Modifying a rule in a policy

You can modify a rule within an existing policy.

After logon, you must first search for the policy using the filtering feature:

GET http://localhost:8082/7.0/elements/fw_policy?filter=HQ Policy

After the policy is found, you can retrieve a specific type of rule with the following request:

http://localhost:8082/7.0/elements/fw_policy/56

GET http://localhost:8082/7.0/elements/fw_policy/56

These special links to the Firewall Policy retrieve all applicable rules in the current policy:
  • fw_ipv4_access_rules — Retrieves all Firewall IPv4 Access rules
  • fw_ipv6_access_rules — Retrieves all Firewall IPv6 Access rules
  • fw_ipv4_nat_rules — Retrieves all Firewall IPv4 NAT rules
  • fw_ipv6_nat_rules — Retrieves all Firewall IPv6 NAT rules
For example, in Firewall IPv4 Access rules, the first rule is @514.0:
{
        "href": "http://localhost:8082/7.0/elements/fw_policy/56/fw_ipv4_access_rule/514",
        "name": "Rule @514.0",
        "type": "fw_ipv4_access_rule"
}

GET http://localhost:8082/7.0/elements/fw_policy/56/fw_ipv4_access_rule/514

The content of the @514 Firewall IPv4 Access rule is retrieved:
    {
        "comment": "Set logging default, set long timeout for SSH connections",
        "is_disabled": false,
        "key": 2543,
        "link":
        [
            {
                "href": "http://localhost:8082/7.0/elements/fw_policy/56/fw_ipv4_access_rule/514",
                "rel": "self",
                "type": "fw_ipv4_access_rule"
            }
        ],
        "parent_policy": "http://localhost:8082/7.0/elements/fw_policy/56",
        "rank": 4,
        "read_only": false,
        "system": false,
        "tag": "514.0"
}

The result has ETag: MjU0Mzk4MTEzMDYyMzMyMzYxMTg= as the HTTP response header.
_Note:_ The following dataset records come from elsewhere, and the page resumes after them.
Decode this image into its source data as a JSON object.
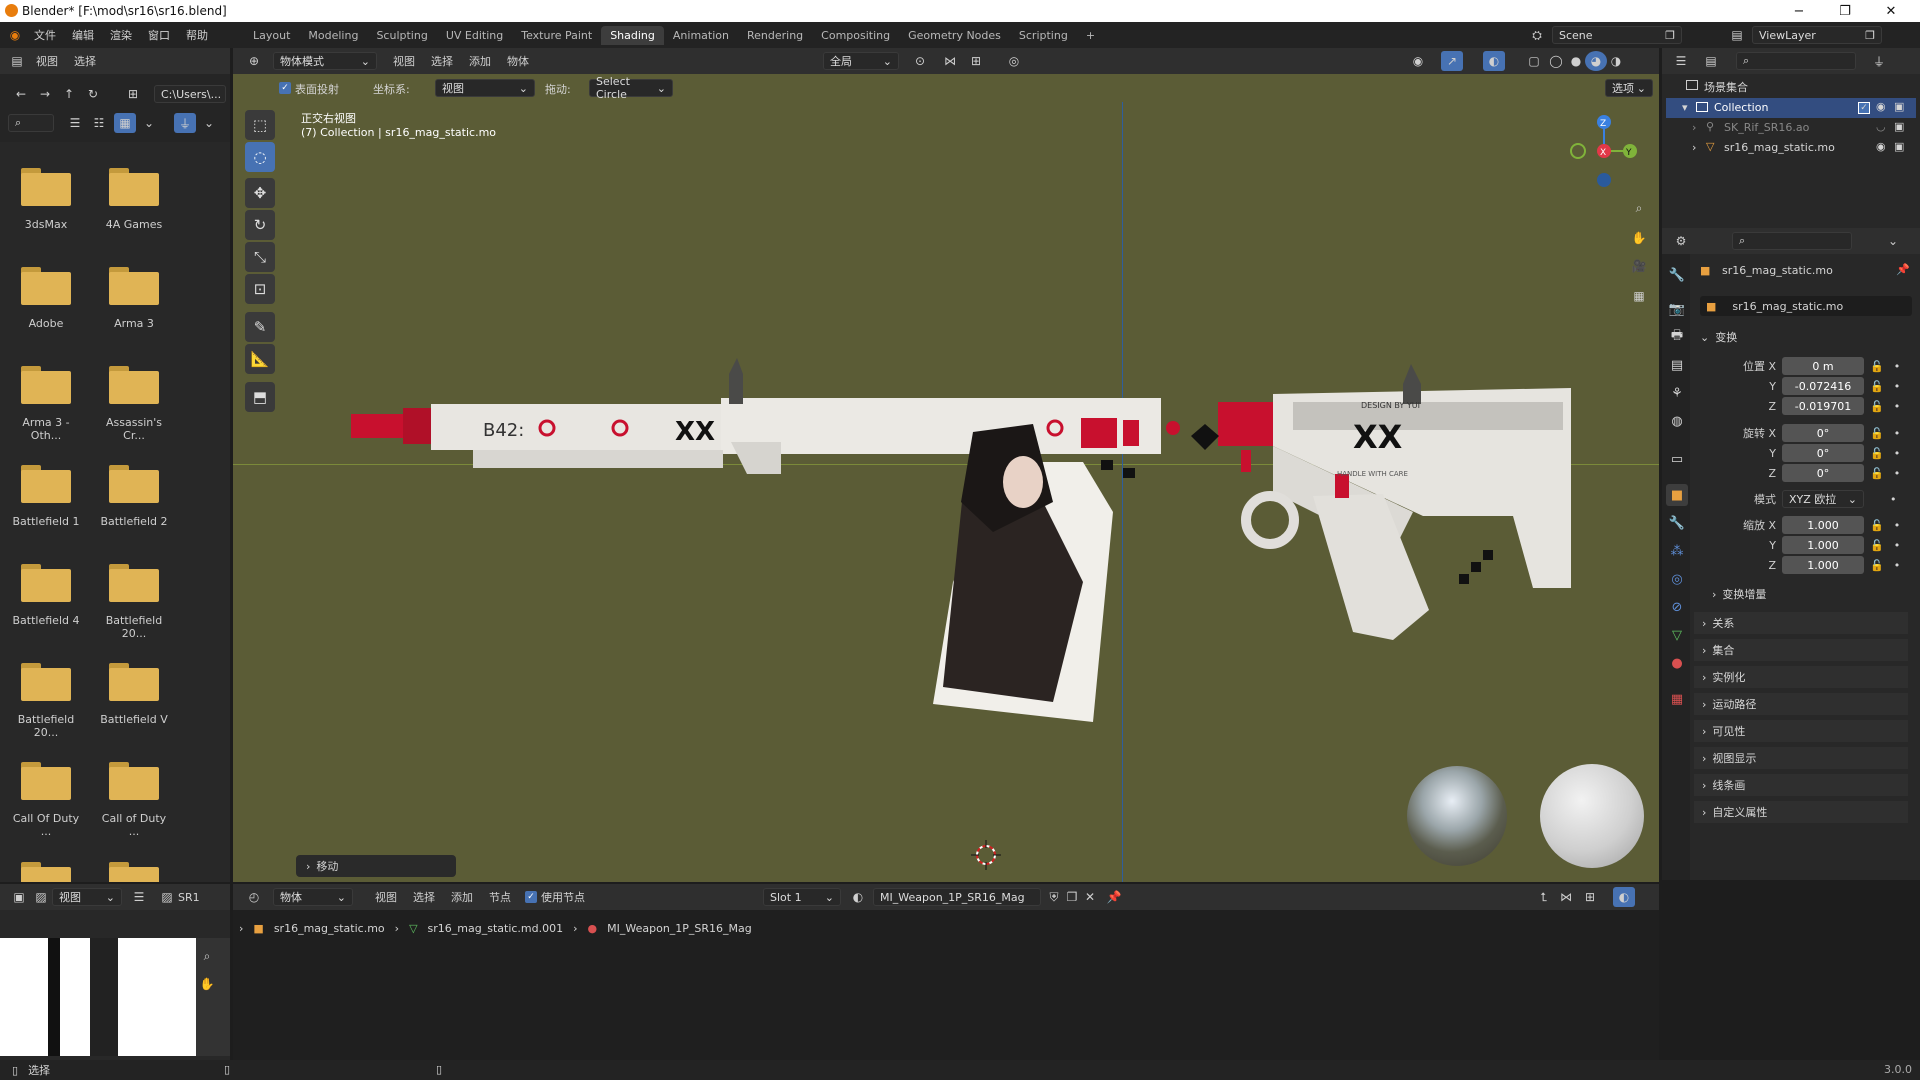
{
  "window": {
    "title": "Blender* [F:\\mod\\sr16\\sr16.blend]",
    "minimize": "−",
    "restore": "❐",
    "close": "✕"
  },
  "menubar": {
    "menus": [
      "文件",
      "编辑",
      "渲染",
      "窗口",
      "帮助"
    ],
    "workspaces": [
      "Layout",
      "Modeling",
      "Sculpting",
      "UV Editing",
      "Texture Paint",
      "Shading",
      "Animation",
      "Rendering",
      "Compositing",
      "Geometry Nodes",
      "Scripting"
    ],
    "active_workspace": "Shading",
    "add_tab": "+",
    "scene": "Scene",
    "view_layer": "ViewLayer"
  },
  "file_browser": {
    "header": [
      "视图",
      "选择"
    ],
    "path": "C:\\Users\\...",
    "folders": [
      "3dsMax",
      "4A Games",
      "Adobe",
      "Arma 3",
      "Arma 3 - Oth...",
      "Assassin's Cr...",
      "Battlefield 1",
      "Battlefield 2",
      "Battlefield 4",
      "Battlefield 20...",
      "Battlefield 20...",
      "Battlefield V",
      "Call Of Duty ...",
      "Call of Duty ..."
    ]
  },
  "viewport": {
    "header": {
      "mode": "物体模式",
      "menus": [
        "视图",
        "选择",
        "添加",
        "物体"
      ],
      "orientation": "全局"
    },
    "toolbar2": {
      "surface_project": "表面投射",
      "coord_label": "坐标系:",
      "coord_value": "视图",
      "drag_label": "拖动:",
      "drag_value": "Select Circle",
      "options": "选项"
    },
    "overlay_title": "正交右视图",
    "overlay_subtitle": "(7) Collection | sr16_mag_static.mo",
    "operator_panel": "移动",
    "gizmo": {
      "z": "Z",
      "y": "Y",
      "x": "X"
    }
  },
  "weapon_decals": {
    "b42": "B42:",
    "xx1": "XX",
    "xx2": "XX",
    "design": "DESIGN BY YUI",
    "handle": "HANDLE WITH CARE"
  },
  "outliner": {
    "scene_collection": "场景集合",
    "collection": "Collection",
    "items": [
      "SK_Rif_SR16.ao",
      "sr16_mag_static.mo"
    ]
  },
  "properties": {
    "object_name": "sr16_mag_static.mo",
    "object_field": "sr16_mag_static.mo",
    "transform_title": "变换",
    "location": {
      "label_x": "位置 X",
      "label_y": "Y",
      "label_z": "Z",
      "x": "0 m",
      "y": "-0.072416",
      "z": "-0.019701"
    },
    "rotation": {
      "label_x": "旋转 X",
      "label_y": "Y",
      "label_z": "Z",
      "x": "0°",
      "y": "0°",
      "z": "0°"
    },
    "mode": {
      "label": "模式",
      "value": "XYZ 欧拉"
    },
    "scale": {
      "label_x": "缩放 X",
      "label_y": "Y",
      "label_z": "Z",
      "x": "1.000",
      "y": "1.000",
      "z": "1.000"
    },
    "delta": "变换增量",
    "sections": [
      "关系",
      "集合",
      "实例化",
      "运动路径",
      "可见性",
      "视图显示",
      "线条画",
      "自定义属性"
    ]
  },
  "node_editor": {
    "header": {
      "mode": "物体",
      "menus": [
        "视图",
        "选择",
        "添加",
        "节点"
      ],
      "use_nodes": "使用节点",
      "slot": "Slot 1",
      "material": "MI_Weapon_1P_SR16_Mag"
    },
    "breadcrumb": [
      "sr16_mag_static.mo",
      "sr16_mag_static.md.001",
      "MI_Weapon_1P_SR16_Mag"
    ]
  },
  "image_editor": {
    "view": "视图",
    "name": "SR1"
  },
  "statusbar": {
    "select": "选择",
    "version": "3.0.0"
  }
}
This rule seems to be a comment rule (no source/destination/service attributes are defined), so you could update the comment, for example:

PUT http://localhost:8082/7.0/elements/fw_policy/56/fw_ipv4_access_rule/514

The new JSON content with the updated comment and If-Match: MjU0Mzk4MTEzMDYyMzMyMzYxMTg= as the HTTP request header returns a 200 HTTP response status code and the following in the HTTP response header:

http://localhost:8082/7.0/elements/fw_policy/56/fw_ipv4_access_rule/514

See addRuleAndUpload.py JSON or XML samples.